Since I'll be using Userpoints Node Access in production within the month, I'm bumping this to the top of the issue queue. It's one of the last missing features I need to make this work in production (and to integrate it with Drupal Commerce).

--Ben

P.S. @mcfilms: Berdir and I haven't been working on the D6 version of this module... only D7. There are a variety of other things that would need to be fixed first in the D6 version. So it's probably unlikely to get a backport unless someone else picks it up.

BenK’s picture

Just wanted to flesh out what is needed here:

Basically, we need the rules action to update the userpoints_nodeaccess table. Within that table, here are the fields that we need updated:

* pnaid: The userpoints nodeaccess id (this is just an auto-increment field)
* uid: The user id
* nid: The node id
* timestamp: The date/time of the action

So there's not that much here... for implementation with Drupal Commerce, we'd just need Drupal Commerce to pass the user id of the user who purchased and the timestamp. A product condition could be placed on the purchase event, so that we're only granting access for a particular product during the action. And then the nid to be granted would be chosen manually by the site admin as part of the rules action.

--Ben

berdir’s picture

Status: Active » Needs review
StatusFileSize
new1.52 KB

Patch is quite trivial (for rules ;)), please test.

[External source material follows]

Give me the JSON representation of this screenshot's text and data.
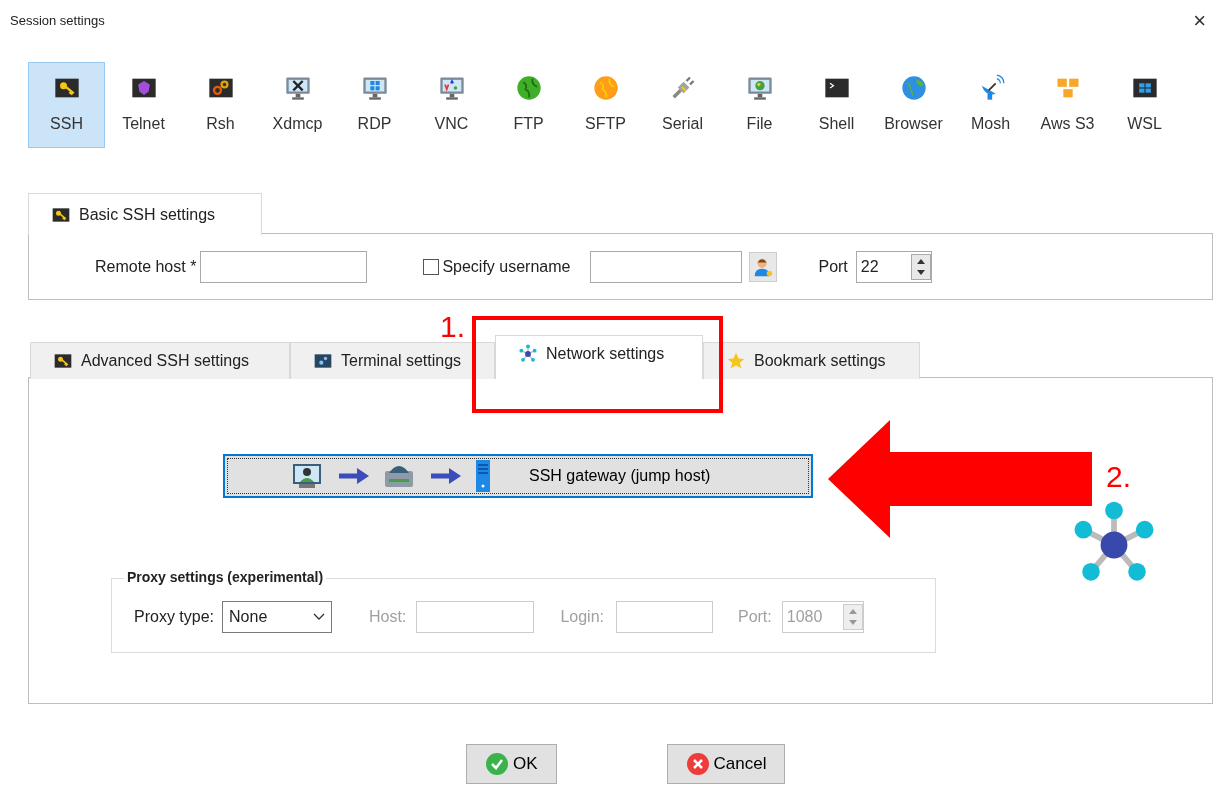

Spent maybe 10 minutes writing the patch and an hour to have a working rules installation again (fatal errors after updating and so on..) ;)

BenK’s picture

Awesome!!! :-) Testing this now!!!

--Ben

BenK’s picture

Status: Needs review » Needs work

First, the patch in #4 works great. No problems at all. Works perfectly and everything in the userpoints_nodeaccess table looks just as it should. :-)

Just a couple things I'm wondering about:

A. Is it bad if a rule grants access to a node that a user already has access to? Basically, there would be a duplicate entry in the userpoints_nodeaccess table (but with a different auto-increment pnaid). Should we prevent this by first checking if the user already has access to that node before actually granting it? In such a case, we'd want to prevent the duplicate node access grant, but not cause a fatal error.

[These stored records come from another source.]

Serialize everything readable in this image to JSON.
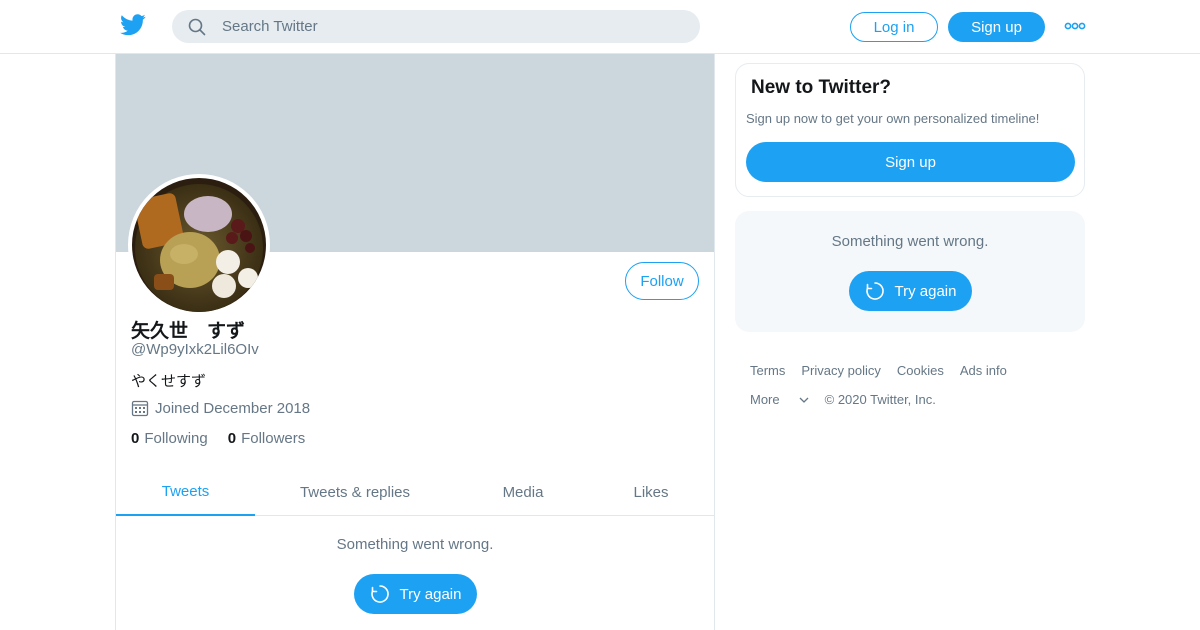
{
  "header": {
    "search_placeholder": "Search Twitter",
    "login_label": "Log in",
    "signup_label": "Sign up",
    "brand_color": "#1da1f2"
  },
  "profile": {
    "display_name": "矢久世　すず",
    "handle": "@Wp9yIxk2Lil6OIv",
    "bio": "やくせすず",
    "joined": "Joined December 2018",
    "follow_label": "Follow",
    "following_count": "0",
    "following_label": "Following",
    "followers_count": "0",
    "followers_label": "Followers"
  },
  "tabs": [
    {
      "label": "Tweets",
      "active": true
    },
    {
      "label": "Tweets & replies",
      "active": false
    },
    {
      "label": "Media",
      "active": false
    },
    {
      "label": "Likes",
      "active": false
    }
  ],
  "timeline": {
    "error_text": "Something went wrong.",
    "retry_label": "Try again"
  },
  "sidebar": {
    "new_title": "New to Twitter?",
    "new_desc": "Sign up now to get your own personalized timeline!",
    "signup_label": "Sign up",
    "error_text": "Something went wrong.",
    "retry_label": "Try again"
  },
  "footer": {
    "links": [
      "Terms",
      "Privacy policy",
      "Cookies",
      "Ads info"
    ],
    "more_label": "More",
    "copyright": "© 2020 Twitter, Inc."
  }
}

B. It occurred to me when testing that if you mistakenly grant a user access to a node (perhaps via an incorrectly configured rule), there's no way to remove that user's access. Same thing goes if a user mistakenly grants himself access to a node (and wants a "refund"). So would it be difficult to add a complementary "Remove access to a node" action? This would simply delete that row from the userpoints_nodeaccess table.

We'd just want to make sure that we could gracefully handle the case where the rule says to remove a user's access to a node, but the particular user hasn't actually been granted access to that node. So like A, we'd need to first check that the user has access (before trying to remove the access). If the user doesn't already have access, then we wouldn't want to cause a fatal error by trying to remove something that doesn't exist. This may be another reason why we need A: So we can be sure that the same user isn't granted access to the same node more than once. (That would make it unnecessarily complicated to remove access.)

Thoughts? Thanks again, Berdir!

--Ben

berdir’s picture

Status: Needs work » Needs review
StatusFileSize
new2.48 KB

A. Converted to a merge query, it's not going to add duplicate rows now :)

B. Added the revoke action. It doesn't matter if a row exists or not. We're just telling the database to remove all entries for the given nid/uid. Doesn't matter if there are 0 or 1000 rows which match the condition.

BenK’s picture

Status: Needs review » Reviewed & tested by the community

This is working great. Duplicate rows are gone and the revoke action is working well (especially after Berdir helped solve my rules confusion). This is RTBC! :-)

--Ben

berdir’s picture

Status: Reviewed & tested by the community » Fixed

I've commited this quite some time ago but forgot to mark it as fixed.

Status: Fixed » Closed (fixed)

Automatically closed -- issue fixed for 2 weeks with no activity.